The outdated stereotype of the school principal as a foreboding figure ready to punish wayward children is a particularly foreign concept at Occoquan Elementary, where Principal Hamish Brewer was greeted with high-fives from students as he walked through the cafeteria one day last week.

Also erased: the idea that new students aren’t welcomed by their peers. Fifth-grader Matthew Benitez’s introduction to Occoquan came with cheers from his fellow pupils Tuesday as he was assigned to one of four “tribes” at the school.

But if the fun atmosphere at the eastern Prince William County school doesn’t seem like education business as usual, neither are the results Brewer and his staff have seen in the five years since he took the helm. Despite overcrowding and a student population that includes a high percentage of English language learners and children from low-income homes, the school has seen gains in standardized test scores and now has a national honor to its credit.

In November, Occoquan Elementary was named a National Title I Distinguished School by the National Title I Association, an organization of the state directors of the federal Title I program, which provides funding for the education of children from low-income families.

Occoquan was chosen for excellence in serving special student populations, such as English language learners and students with disabilities, according to the Virginia Department of Education. It was one of two schools in the state to receive the award last year — the other was in Chesterfield County, near Richmond — and the first in Prince William to be recognized.


It also means the school has overcome challenges that are frequently perceived as barriers to learning. About 67 percent of Occoquan’s student population is eligible for free or reduced lunch; 53 percent of students are English language learners; and 12 percent require special-education services, according to the Prince William school system.

On top of that, the school serves about 620 students in a facility with an official capacity of about 512.

But Brewer said he and his staff think all students can succeed, regardless of circumstances. They choose not to worry about what they can’t control and concentrate instead on creating a nurturing setting where children want to learn.

“We’re doing all the things a lot of people think can’t be done,” he said.

For instance, passing rates on Virginia’s Standards of Learning reading tests for economically disadvantaged students at Occoquan increased to 87 percent from 59 percent over four years, according to the county school system. The same group’s passing rates for math tests also increased to 94 percent from 68 percent, besting the state average of 69 percent.

Pass rates for students with disabilities rose, too, to 72 percent in reading from 40 percent, outshining the state average of 46 percent.

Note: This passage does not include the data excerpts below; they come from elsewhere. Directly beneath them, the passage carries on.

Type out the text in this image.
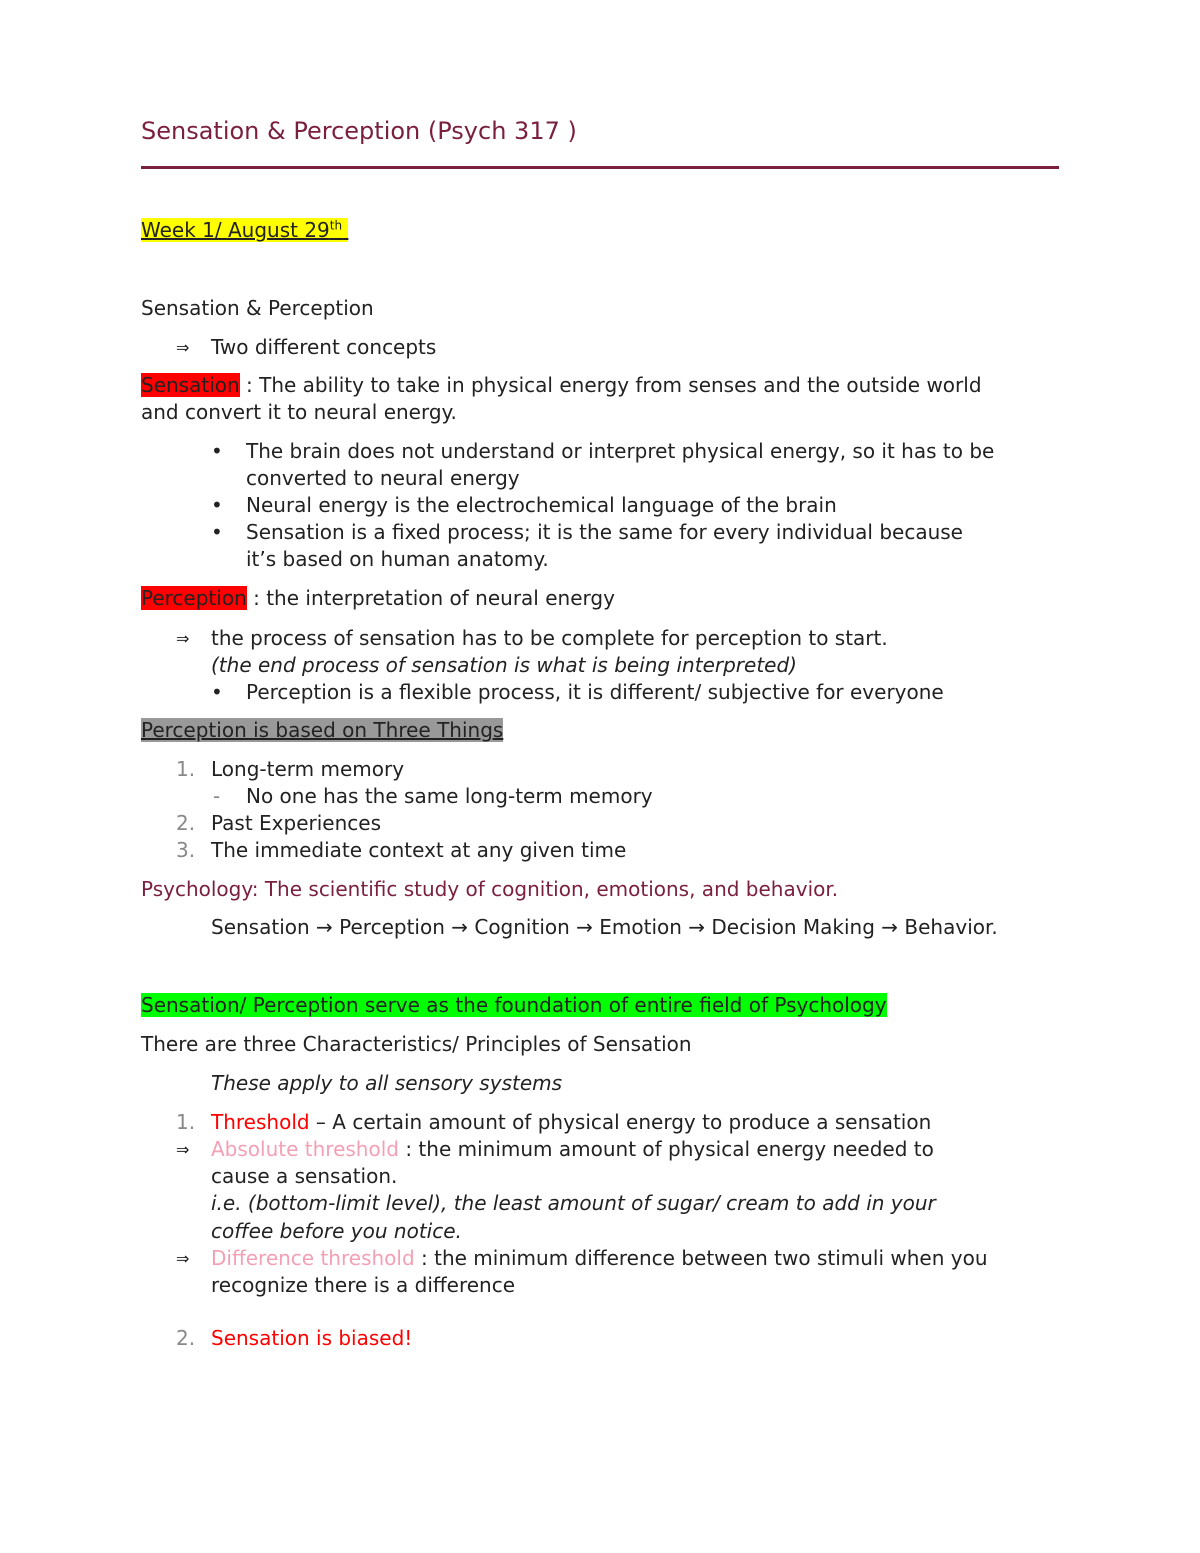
Sensation & Perception (Psych 317 )
Week 1/ August 29th
Sensation & Perception
⇒ Two different concepts
Sensation : The ability to take in physical energy from senses and the outside world
and convert it to neural energy.
• The brain does not understand or interpret physical energy, so it has to be
converted to neural energy
• Neural energy is the electrochemical language of the brain
• Sensation is a fixed process; it is the same for every individual because
it’s based on human anatomy.
Perception : the interpretation of neural energy
⇒ the process of sensation has to be complete for perception to start.
(the end process of sensation is what is being interpreted)
• Perception is a flexible process, it is different/ subjective for everyone
Perception is based on Three Things
1. Long-term memory
- No one has the same long-term memory
2. Past Experiences
3. The immediate context at any given time
Psychology: The scientific study of cognition, emotions, and behavior.
Sensation → Perception → Cognition → Emotion → Decision Making → Behavior.
Sensation/ Perception serve as the foundation of entire field of Psychology
There are three Characteristics/ Principles of Sensation
These apply to all sensory systems
1. Threshold – A certain amount of physical energy to produce a sensation
⇒ Absolute threshold : the minimum amount of physical energy needed to
cause a sensation.
i.e. (bottom-limit level), the least amount of sugar/ cream to add in your
coffee before you notice.
⇒ Difference threshold : the minimum difference between two stimuli when you
recognize there is a difference
2. Sensation is biased!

And math passing rates for the same students went to 85 percent from 62 percent in two years.

Brewer, who’s from New Zealand, has achieved this growth while creating an environment in which many teachers and students are so comfortable and engaged that they’re disappointed when school is canceled or when sickness means they can’t attend class.

Karla Cygan, whose daughters Kayland, 8, and Kylee, 5, are Occoquan students, said children at the school are so eager to learn that they communicate with their teachers even when they’re out sick.

And instead of using a minor illness as an excuse to stay home, Cygan said, Kylee once downplayed symptoms — “It’s just a little cough” — in an effort to go to school.

“That, to me, speaks so much volume,” Cygan said.

Kayland is in Heather Ballew’s third-grade class, and her teacher confirmed the students’ enthusiasm.

Ballew pointed out that when Occoquan started a Saturday program for students who needed extra help, even children who didn’t need the added assistance began asking to come to the morning sessions.


But while the students and teachers have a good time at Occoquan, Brewer said, education is still the priority. Everyone is expected to be serious about schoolwork and respect one another.

“We’re big on manners around here,” Brewer said.

Occoquan Elementary also is big on its tribes.

Harry Potter readers liken the tribes to the houses that students are sorted into at Hogwarts, the books’ main wizarding school.

But because the mascot of the 90-year-old Occoquan school is a brave, Brewer configured the school’s four tribes to reflect four of the 14 leadership traits of the Marine Corps: integrity, unselfishness, initiative and loyalty, each virtue translated into a different world language.

The tribes compete in a points race, and everyone at the school, including staff, is a member of one of the tribes. Newcomers learntheir tribal designation by spinning a wheel on the wall in the school office.